10 Aralık 2021 Cuma

FYODOR DOSTOYEVSKİ "BUDALA/ İDİOT"

 


#Dostoyevski #FyodorDostoyevski 📚

#Budala #İdiot 



Budala ( Идиот, Idiot),  Dostoyevski'nin 1868 yılında yazdığı ilk büyük aşk romanı, aynı zamanda yazarın psikolojik sorunlarını ve toplumdaki varoluşunu yansıtan eserlerinden biridir. Eser birçok yönden yazarının hayatından derin izler taşır. Prens Mışkin karakteriyle kurgulanan karakterle sara hastalığı ile mücadele ederken sevgi dolu, dürüst bir insan olarak yaşamanın zorluklarına değinmekte ve toplumun ne kadar ikiyüzlü bir sistem üzerine kurulduğunu gözler önüne sermektedir. Dostoyevski, iki yüzlü insanlarla dolu bu dünyada dürüst kalmanın budala olarak nitelendirildiğini vurgulamıştır. Psikolojik analizlerin, karakter tahlillerinin ve ruhsal çözümlemelerin yoğun olduğu romanda, ideal insan tipinin budala olarak kabul edildiğini göstermek istemiştir. Prens Mışkin'i, dürüstlüğü, çıkarsız sevgisiyle ve kötülükle mücadelesiyle İsa’yı anımsatan bir karakter olarak tasvir etmiştir. Dostoyevski, iyi yürekli, inançlı Prens Mışkin’in çevresiyle ilişkilerini karşılıklı olarak ele alır.

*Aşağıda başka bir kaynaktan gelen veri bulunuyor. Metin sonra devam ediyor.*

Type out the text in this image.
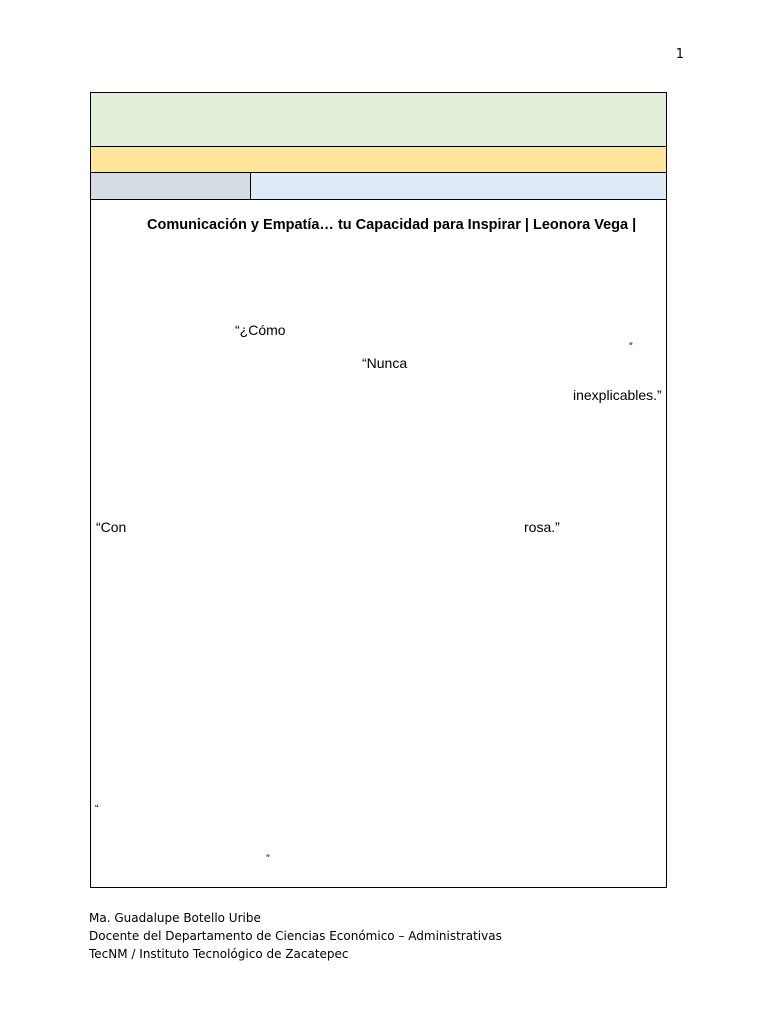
1
Comunicación y Empatía… tu Capacidad para Inspirar | Leonora Vega |
“¿Cómo
”
“Nunca
inexplicables.”
“Con	rosa.”
“
”
Ma. Guadalupe Botello Uribe
Docente del Departamento de Ciencias Económico – Administrativas
TecNM / Instituto Tecnológico de Zacatepec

Dostoyevski diğer romanlarında olduğu gibi bu romanında da Rus toplumuna karşı eleştirilerde bulunmuş ve Rus halkının karakteristik özelliklerini tahlil etmiştir. Yazar, Rus toplumunu üç gruba ayırmıştır; yüksek tabaka, yüksek tabakaya çıkmaya çalışanlar ve alt tabakadakiler. 


Budala’yı Dostoyevski'nin diğer eserlerinden ayıran en önemli özellik; insanlığın tüm hallerini titizlikle analiz ederek açığa çıkarabilmesidir.

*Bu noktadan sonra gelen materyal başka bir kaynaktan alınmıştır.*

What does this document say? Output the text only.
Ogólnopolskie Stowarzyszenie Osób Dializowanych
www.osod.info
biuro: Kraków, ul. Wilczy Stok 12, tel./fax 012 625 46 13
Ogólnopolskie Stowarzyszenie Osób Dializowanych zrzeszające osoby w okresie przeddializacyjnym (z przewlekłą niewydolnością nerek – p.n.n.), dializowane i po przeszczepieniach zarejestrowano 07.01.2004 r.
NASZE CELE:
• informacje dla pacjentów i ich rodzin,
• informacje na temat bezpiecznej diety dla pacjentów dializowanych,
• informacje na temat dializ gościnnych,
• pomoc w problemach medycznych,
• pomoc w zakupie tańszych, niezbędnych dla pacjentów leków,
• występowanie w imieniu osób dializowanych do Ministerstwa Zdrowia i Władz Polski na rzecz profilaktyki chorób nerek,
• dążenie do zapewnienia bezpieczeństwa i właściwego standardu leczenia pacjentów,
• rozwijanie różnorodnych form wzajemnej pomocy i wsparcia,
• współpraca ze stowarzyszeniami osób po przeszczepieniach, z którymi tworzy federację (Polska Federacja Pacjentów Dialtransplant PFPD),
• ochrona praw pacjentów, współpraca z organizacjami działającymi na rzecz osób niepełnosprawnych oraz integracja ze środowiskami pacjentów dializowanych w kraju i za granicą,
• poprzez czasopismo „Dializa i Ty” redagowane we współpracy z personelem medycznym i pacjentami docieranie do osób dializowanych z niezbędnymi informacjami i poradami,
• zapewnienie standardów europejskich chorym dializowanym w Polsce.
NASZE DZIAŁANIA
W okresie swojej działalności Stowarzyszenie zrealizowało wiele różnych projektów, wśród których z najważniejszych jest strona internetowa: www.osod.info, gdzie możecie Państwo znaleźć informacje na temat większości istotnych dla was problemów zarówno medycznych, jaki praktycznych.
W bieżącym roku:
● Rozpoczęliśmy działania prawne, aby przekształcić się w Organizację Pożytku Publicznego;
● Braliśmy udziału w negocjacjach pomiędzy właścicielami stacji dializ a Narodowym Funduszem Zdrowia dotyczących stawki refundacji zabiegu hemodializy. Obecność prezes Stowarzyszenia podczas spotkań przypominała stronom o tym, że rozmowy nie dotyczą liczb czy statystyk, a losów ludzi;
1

ALTINI ÇİZDİĞİM SATIRLAR 📝


* Mucitlere, dâhilere kendi aralarında çalışmalarının başlangıcında ( çoğu zaman sonunda da) toplum içinde aptal gözüyle bakılır.

* Çağdaş toplumumuzda bir insana zayıf karakterli, özel bir yeteneği ve orijinalliği bulunmayan, sıradan biri olduğunu söylemekten daha onur kırıcı bir şey yoktur.

* Korkunç derecede sinirli, kuşkucu, gururuna düşkün bir kadındır. Tıpkı rütbe verilmeyen bir memur gibi! Kendini göstermek, bizimkileri küçümsediğini göstermek istedi.

* Bazen böyle olur insana; dayanılmaz, özellikle utançla karışık hatıraları ansızın olduğu yerde bir dakika durdurur onu.

* Ruhun temizlenmesi için en iyi yol insanın geçmişini pişmanlıkla hatırlamasıdır.

* Para insana yetenek bile kazandırdığı için aşağılık, nefret edilecek bir şeydir.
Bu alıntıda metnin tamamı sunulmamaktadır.